Самым трудным в приёмах было то, что паузы между действительно необходимыми встречами заполняли разномастные просители и ходатаи. Ведь Линкольн, соглашаясь с тем, что местом его временного пребывания будет не частный дом (очень хороший, давно приготовленный и арендованный друзьями), а отель, сам объявил: «Теперь я общественная собственность, поэтому гостиница — то место, где люди будут иметь ко мне свободный доступ»{417}.

Сенатор Гарлан, побывавший у Линкольна в день его приезда, 23 февраля, вспоминал, что тот «был ошеломлён количеством просителей»: «Не только сам номер, но все коридоры и лестницы, ведущие к нему, все холлы были переполнены толпами людей, и каждый претендовал сказать Линкольну хотя бы пару слов наедине»{418}. Что это была за публика, вспоминал два десятилетия спустя секретарь Хэй, у которого «от контактов с жадными и самолюбивыми искателями должностей» остались самые неприятные впечатления: «Для того чтобы выдержать постоянное общение с завистливыми, низкими, глупыми и до предела эгоистичными людьми, нужно быть крепким духом и обладать устойчивой нервной системой»{419}.

Осаждали резиденцию не только представители многочисленного отряда просителей мелких должностей. Клубилась и не думала улегаться борьба партийных фракций. Радикалы и консерваторы пытались в последний раз повлиять на назначения в Кабинет. Сторонники Чейза всё ещё просили отказаться от Сьюарда. Сьюард решительно не хотел работать рядом с Чейзом. Не останавливался штурм мест Кэмерона и Смита…
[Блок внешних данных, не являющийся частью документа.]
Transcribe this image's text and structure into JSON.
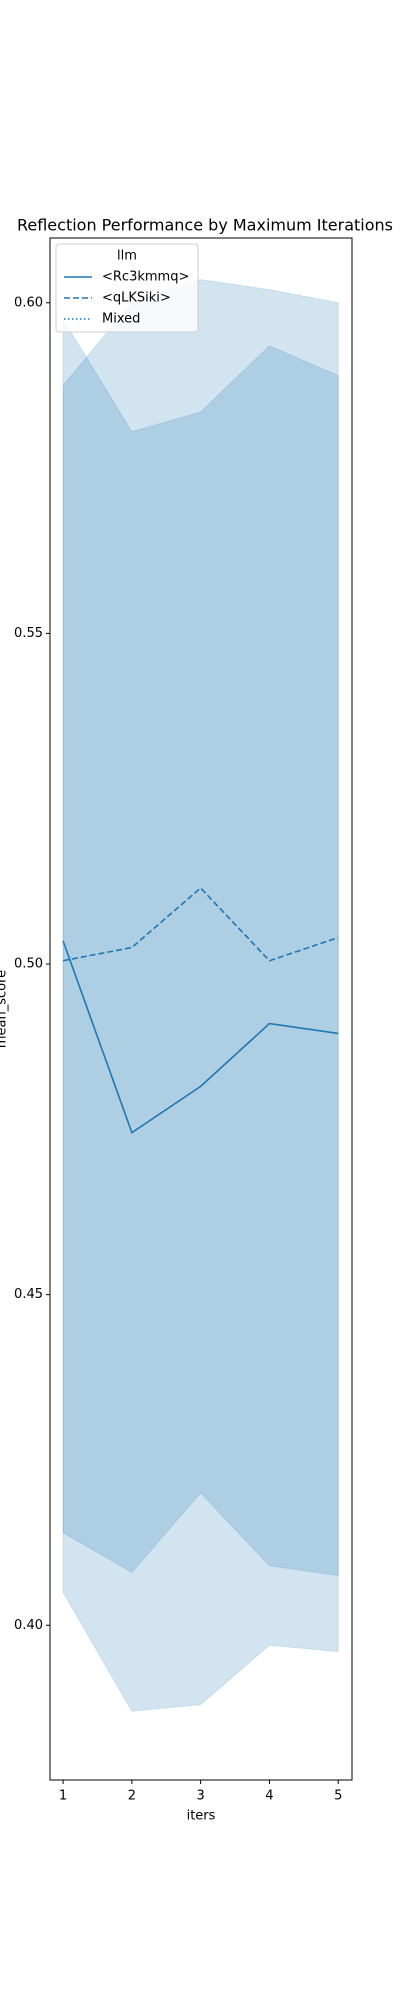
{
  "chart_data": {
    "type": "line",
    "title": "Reflection Performance by Maximum Iterations",
    "xlabel": "iters",
    "ylabel": "mean_score",
    "x": [
      1,
      2,
      3,
      4,
      5
    ],
    "xlim": [
      0.81,
      5.2
    ],
    "xticks": [
      1,
      2,
      3,
      4,
      5
    ],
    "ylim": [
      0.3766,
      0.6098
    ],
    "yticks": [
      {
        "value": 0.4,
        "label": "0.40"
      },
      0.45,
      {
        "value": 0.5,
        "label": "0.50"
      },
      0.55,
      {
        "value": 0.6,
        "label": "0.60"
      }
    ],
    "legend_title": "llm",
    "legend": "upper left",
    "series": [
      {
        "name": "<Rc3kmmq>",
        "color": "#1f77b4",
        "dash": "solid",
        "values": [
          0.5035,
          0.4745,
          0.4815,
          0.491,
          0.4895
        ],
        "ci_lower": [
          0.405,
          0.387,
          0.388,
          0.397,
          0.396
        ],
        "ci_upper": [
          0.5975,
          0.5805,
          0.5835,
          0.5935,
          0.589
        ]
      },
      {
        "name": "<qLKSiki>",
        "color": "#1f77b4",
        "dash": "dashed",
        "values": [
          0.5005,
          0.5025,
          0.5115,
          0.5005,
          0.504
        ],
        "ci_lower": [
          0.414,
          0.408,
          0.42,
          0.409,
          0.4075
        ],
        "ci_upper": [
          0.5875,
          0.6,
          0.6035,
          0.602,
          0.6
        ]
      },
      {
        "name": "Mixed",
        "color": "#1f77b4",
        "dash": "dotted",
        "values": [
          null,
          null,
          null,
          null,
          null
        ]
      }
    ]
  }
}
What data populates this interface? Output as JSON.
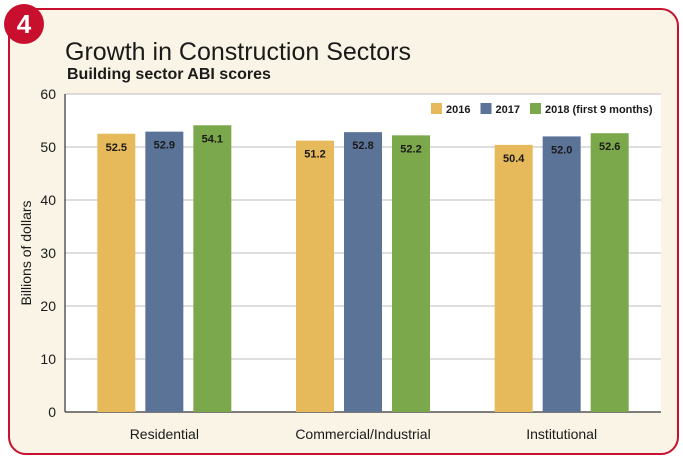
{
  "badge": "4",
  "title": "Growth in Construction Sectors",
  "subtitle": "Building sector ABI scores",
  "chart_data": {
    "type": "bar",
    "title": "Growth in Construction Sectors",
    "subtitle": "Building sector ABI scores",
    "xlabel": "",
    "ylabel": "Billions of dollars",
    "ylim": [
      0,
      60
    ],
    "yticks": [
      0,
      10,
      20,
      30,
      40,
      50,
      60
    ],
    "grid": true,
    "legend_position": "top-right",
    "categories": [
      "Residential",
      "Commercial/Industrial",
      "Institutional"
    ],
    "series": [
      {
        "name": "2016",
        "color": "#e6b95a",
        "values": [
          52.5,
          51.2,
          50.4
        ]
      },
      {
        "name": "2017",
        "color": "#5a7396",
        "values": [
          52.9,
          52.8,
          52.0
        ]
      },
      {
        "name": "2018 (first 9 months)",
        "color": "#7ba84a",
        "values": [
          54.1,
          52.2,
          52.6
        ]
      }
    ],
    "data_labels": [
      [
        "52.5",
        "51.2",
        "50.4"
      ],
      [
        "52.9",
        "52.8",
        "52.0"
      ],
      [
        "54.1",
        "52.2",
        "52.6"
      ]
    ]
  }
}
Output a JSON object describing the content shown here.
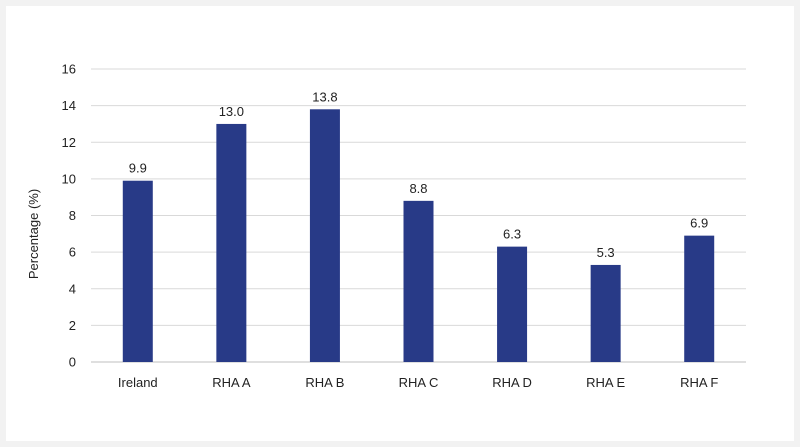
{
  "chart_data": {
    "type": "bar",
    "title": "",
    "xlabel": "",
    "ylabel": "Percentage (%)",
    "ylim": [
      0,
      16
    ],
    "yticks": [
      0,
      2,
      4,
      6,
      8,
      10,
      12,
      14,
      16
    ],
    "grid": true,
    "legend": "none",
    "categories": [
      "Ireland",
      "RHA A",
      "RHA B",
      "RHA C",
      "RHA D",
      "RHA E",
      "RHA F"
    ],
    "values": [
      9.9,
      13.0,
      13.8,
      8.8,
      6.3,
      5.3,
      6.9
    ],
    "data_labels": [
      "9.9",
      "13.0",
      "13.8",
      "8.8",
      "6.3",
      "5.3",
      "6.9"
    ],
    "bar_color": "#283a87"
  }
}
Линкольн всех выслушивал и никого не слушался. Вопрос с Кабинетом он для себя уже решил. Главным делом для него стала в это время окончательная отделка инаугурационной речи, которую он однажды определил как свой выставляемый на всеобщее обозрение «сертификат моральных качеств»{420}. Пауза от выборов до вступления в должность была такой долгой, что требовала особо ответственного отношения к первому за многие месяцы официальному заявлению.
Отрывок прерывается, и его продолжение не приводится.